Figure 3. RAL Linear models. (A) In the clonal genotype-phenotype database, fifty mutations were retained with frequency > 10% in the GA models. Stepwise regression was used for building a first order linear regression model and a second order linear regression model. (B) First order linear regression model. (C) Second order linear regression model. In (B) and (C) primary and secondary mutations are indicated according to the drug label (upper left corner) and prevalence in GA models is shown (upper right corner). Colouring is based on the FC contribution of the mutations/interaction pairs in the linear regression model: >0.1-2 (green), >2-10 (yellow), >10 (red). *Introduced as site-directed mutant in the model: 66K, 121Y and 155S.
Additional file 1. Prevalence of RAL first order/second order linear model mutations in Stanford database. Frequency of linear model mutations in INI naïve vs. RAL treated patients and clade B vs. non-B.
Format: PDF Size: 32KB Download file
This file can be viewed with: Adobe Acrobat Reader
Table 1. Performance of RAL first/second order linear model
The R2 performance on the validation data improved from 0.80 to 0.91 for the RAL second order linear model after removal of three outliers: 148K + 140S, 66I + 92Q and 143C + 97A (Figure 4). The first and second outlier mutation combination were not present in the clonal database. For the third outlier four clones, derived from one patient, were present.
Figure 4. Performance of RAL second order model on external validation set. The R2 performance of the RAL second order model on the validation set containing 67 IN site-directed mutants (measured with PhenoSense assay) was 0.80. Three potential outliers were identified: 148K + 140S, 66I + 92Q and 143C + 97A. After outlier removal the R2 performance was 0.91 (dotted regression line). In the graph, site-directed mutants are classified according to the primary mutation harboured.

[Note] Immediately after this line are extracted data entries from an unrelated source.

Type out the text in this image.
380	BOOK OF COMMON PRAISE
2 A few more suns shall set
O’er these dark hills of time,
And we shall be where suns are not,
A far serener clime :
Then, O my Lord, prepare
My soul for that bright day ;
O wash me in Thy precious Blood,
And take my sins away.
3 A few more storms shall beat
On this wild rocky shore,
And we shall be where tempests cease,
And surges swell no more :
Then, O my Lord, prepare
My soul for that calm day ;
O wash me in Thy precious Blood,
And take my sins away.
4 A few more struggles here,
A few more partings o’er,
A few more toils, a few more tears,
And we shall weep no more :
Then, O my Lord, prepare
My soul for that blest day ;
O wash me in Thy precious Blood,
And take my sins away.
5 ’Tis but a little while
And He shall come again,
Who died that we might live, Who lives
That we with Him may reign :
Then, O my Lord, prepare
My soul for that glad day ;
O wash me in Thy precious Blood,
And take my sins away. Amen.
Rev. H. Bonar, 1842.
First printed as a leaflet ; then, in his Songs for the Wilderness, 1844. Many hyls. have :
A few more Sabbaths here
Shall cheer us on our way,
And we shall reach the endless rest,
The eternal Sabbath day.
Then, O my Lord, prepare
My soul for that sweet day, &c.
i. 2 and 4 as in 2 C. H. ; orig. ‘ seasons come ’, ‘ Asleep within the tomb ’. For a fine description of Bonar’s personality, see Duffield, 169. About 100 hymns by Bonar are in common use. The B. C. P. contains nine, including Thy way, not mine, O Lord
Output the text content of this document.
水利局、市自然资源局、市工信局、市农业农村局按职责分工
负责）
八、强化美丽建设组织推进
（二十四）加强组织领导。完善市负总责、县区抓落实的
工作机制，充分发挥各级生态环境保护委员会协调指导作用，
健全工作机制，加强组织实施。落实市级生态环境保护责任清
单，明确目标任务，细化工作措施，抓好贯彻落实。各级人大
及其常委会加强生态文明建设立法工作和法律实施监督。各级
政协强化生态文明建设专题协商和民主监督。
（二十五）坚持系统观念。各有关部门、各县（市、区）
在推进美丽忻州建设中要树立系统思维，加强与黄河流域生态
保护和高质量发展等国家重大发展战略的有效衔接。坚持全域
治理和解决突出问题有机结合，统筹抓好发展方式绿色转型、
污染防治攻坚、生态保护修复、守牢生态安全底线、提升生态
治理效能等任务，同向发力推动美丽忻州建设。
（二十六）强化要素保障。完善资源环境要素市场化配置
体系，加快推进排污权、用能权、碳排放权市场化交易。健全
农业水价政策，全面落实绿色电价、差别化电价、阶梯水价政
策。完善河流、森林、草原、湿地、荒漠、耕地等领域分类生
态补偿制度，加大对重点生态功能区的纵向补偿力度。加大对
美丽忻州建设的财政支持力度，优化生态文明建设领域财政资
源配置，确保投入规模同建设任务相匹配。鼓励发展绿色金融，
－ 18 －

Performance of RAL linear regression model on population data (seen)
The frequencies of the linear model mutations in the patient-derived clonal genotypes and in the population genotypes for the same patients were largely similar (Figure 5). However, IN mutation 143C was less frequently observed in clones than in the population genotypes, and we made a site-directed mutant for this mutation (Figure 2). The following linear model mutations were not found in any of the patients and appeared in the model as a result of the included site-directed mutants: 66K, 121Y and 155S (Figures 2, 3, 5). The R2 performance of the first order and second order linear model on the population genotypes with measured phenotype was 0.90 (Table 1). The R2 performance was analyzed separately for samples with/without mixtures containing linear model mutations. The percentage of samples without mixtures, as detected by population sequencing, was 72.9%. Clonal genotypes were more diverse for the group of clinical isolates with one or more mixtures containing linear model mutations in their population genotype (Table 2). The R2 performance on samples without mixtures was 0.95 in first and second order. The R2 performance on the samples with mixtures was 0.73 and 0.71 in first and second order, respectively and increased to 0.84 and 0.81 after removal of outliers (Table 1 and Figure 6). Although the evaluation with error bars shows that the range of the predicted phenotype due to mixtures containing linear model mutations can be wide, averaging for mixtures resulted overall in a good correlation with the measured phenotype (Figure 6B).
Figure 5. Prevalence of RAL linear model parameters in clonal vs. population genotypes. Frequency of RAL linear model parameters in clonal and population genotypes retrieved from the same patients. Using Fisher exact test, there are no statistically significant differences between clonal and population percentages, with exception of 143C (P-value < 0.001) and 97A&143C (P-value is 0.004) where clonal frequency is lower.
Table 2. Diversity of clonal genotypes derived from clinical isolates
Figure 6. Performance of RAL linear regression model on population seen data. (A) R2 performance of linear model on patient genotypes without mixtures was 0.95. (B) Scatterplot of measured FC vs. predicted FC for genotypes containing mixtures from 39 clinical isolates. Error bars are drawn to indicate the uncertainty of the second order linear model prediction as the true mixture frequencies are unknown. For the three outliers identified, each containing a mixture at a primary mutation in the population genotype, the percentage of clones containing that particular primary mutation was: 0% (0/5, 148R), 50% (1/2, 143R) and 100% (2/2, 148R).
Performance of RAL linear regression model on population data (unseen)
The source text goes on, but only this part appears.